Для Гизи меметическая война — это конкуренция за нарративы, идеи и контроль на поле битвы в социальных сетях. Стоит рассматривать её как разновидность «информационных операций» в применении к этим последним. Меметическую войну также можно рассматривать как цифровую версию психологической войны (пропаганды). Если пропаганда и публичная дипломатия являются обычными формами меметической войны, то троллинг и информационно-психологические операции являются её партизанскими версиями. Меметическая война может быть развёрнута независимо или в сочетании с кибероперациями, гибридными или обычными усилиями.

«Кибервойна заключается в захвате контроля над данными. Меметическая война заключается в захвате контроля над диалогом, повествованием и психологическим пространством. Она заключается в принижении, срыве и подрыве усилий противника сделать то же самое. Как и кибервойна, меметическая война асимметрична по воздействию. Она может быть высокоэффективной относительно затрат. Поверхность атаки может быть большой или маленькой. Меметическая война может использоваться совместно с войсками, кораблями, самолётами и ракетами или её можно применять вообще без какой‑либо кинетической военной силы. Она действует в коммуникационном боевом пространстве», — пишет Гизи.

«Как только вы начинаете смотреть на интернет сквозь призму мемов, вы видите меметическую войну повсюду — в политических кампаниях, в полемических повествованиях о новостных событиях, в бездумных мемах, которыми делятся друзья в Facebook**, и в видео на YouTube. Это проявляется в таких движениях, как #BlackLivesMatter, где есть попытка сформировать восприятие и мобилизовать общественную поддержку. … Хэштеги, можно сказать, являются оперативными координатами меметической войны», — поясняет он.

В итоге Гизи призывает принять меметическую войну как важнейшую возможность в современном конфликте. «Пришло время двигаться к более широкому взгляду на стратегические коммуникации на поле битвы в социальных сетях. Пришло время принять более агрессивный, проактивный и гибкий образ мышления и подход. Пришло время принять меметическую войну».

Повстанцы в Вашингтоне

Но вот что интересно. Самым успешным полем для обкатки методов меметической войны стали не Ирак, Сирия или Афганистан, а сами США, где меметическая война слилась с войной культурной, войной за идентичность, став своего рода холодной гражданской войной.
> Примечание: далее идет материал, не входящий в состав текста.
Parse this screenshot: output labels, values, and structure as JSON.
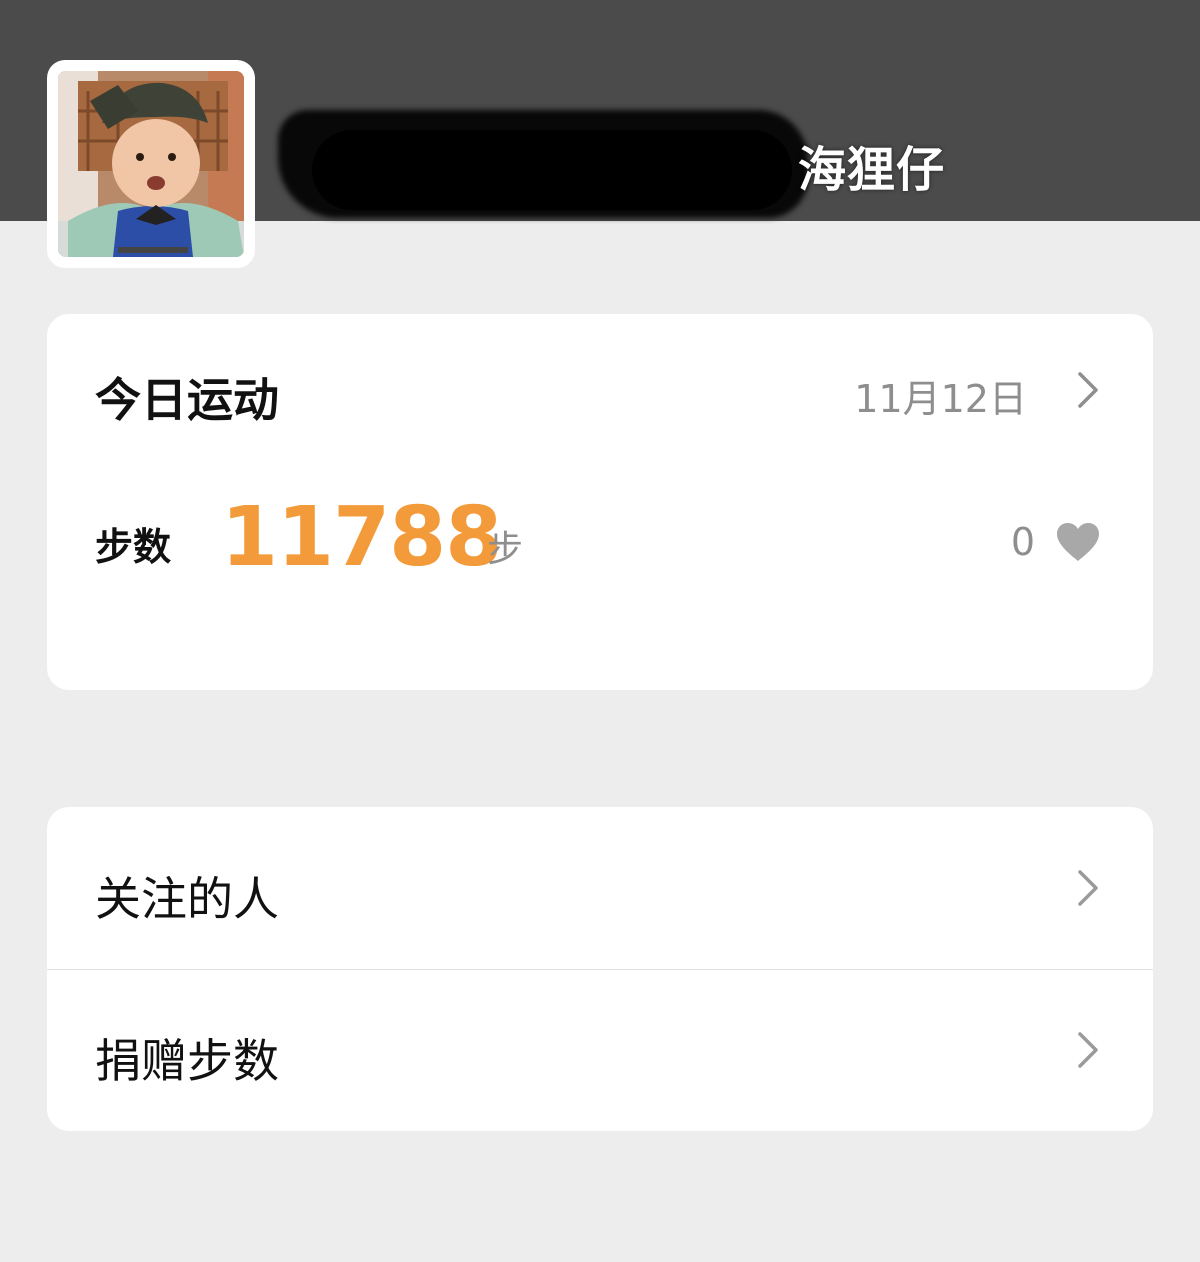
{
  "profile": {
    "username_visible": "海狸仔"
  },
  "today": {
    "title": "今日运动",
    "date": "11月12日",
    "steps_label": "步数",
    "steps_value": "11788",
    "steps_unit": "步",
    "like_count": "0"
  },
  "menu": {
    "items": [
      {
        "label": "关注的人"
      },
      {
        "label": "捐赠步数"
      }
    ]
  },
  "colors": {
    "banner": "#4b4b4b",
    "background": "#ededed",
    "steps_accent": "#f39b3a",
    "secondary_text": "#8e8e8e",
    "heart": "#a8a8a8"
  },
  "icons": {
    "chevron": "chevron-right-icon",
    "like": "heart-icon"
  }
}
Как отмечают исследователи медиа из Гарварда, авторы книги «Войны мемов»[6], «войны мемов — это культурные войны, ускоряющиеся и усиливающиеся благодаря инфраструктуре и стимулам интернета, который торгует возмущением и крайностями как валютой, вознаграждает скорость и масштаб и превращает мировой опыт в бесконечный свиток изображений и слов».

Более того, в самой Америке мемы сделались орудием тех самых партизан и повстанцев, с которыми, по замыслу мыслителей из Пентагона, должны были бороться на Ближнем Востоке.

«Войны мемов, похоже, благоприятствуют повстанцам, потому что по своей природе они ослабляют монополии на повествование и дают возможность бросить вызов централизованной власти», — писал обозреватель Джейкоб Сигел в 2017 году в статье «Готова ли Америка к применению меметического оружия?»[7].

По его словам, наиболее эффективно использовали мемы как раз повстанческие группы. Например, когда ИГИЛ распространяло своё влияние на территории Ирака и Сирии, эта группировка активно использовала мемы, чтобы захватывать международную аудиторию и транслировать своё сообщение как врагам, так и потенциальным новобранцам.

А главным мятежником в США был Дональд Трамп, сам человек-мем.

Кампания Трампа, по сути, стала глобальным восстанием — восстанием против республиканского истеблишмента, против демократов, против мейнстримных СМИ и «политической корректности». Она успешно использовала мемы для разрушения стены, возведённой их усилиями вокруг Трампа.

Более того, именно мемы способствовали консолидации и мобилизации сторонников Трампа. Мемы сыграли значительную роль в переходе политических сил от виртуальной среды к среде реальной: от митинга в Шарлотсвилле до «штурма Капитолия». Мемы образовали сообщество единомышленников в сети, мемы вывели этих ранее незнакомых людей на улицу.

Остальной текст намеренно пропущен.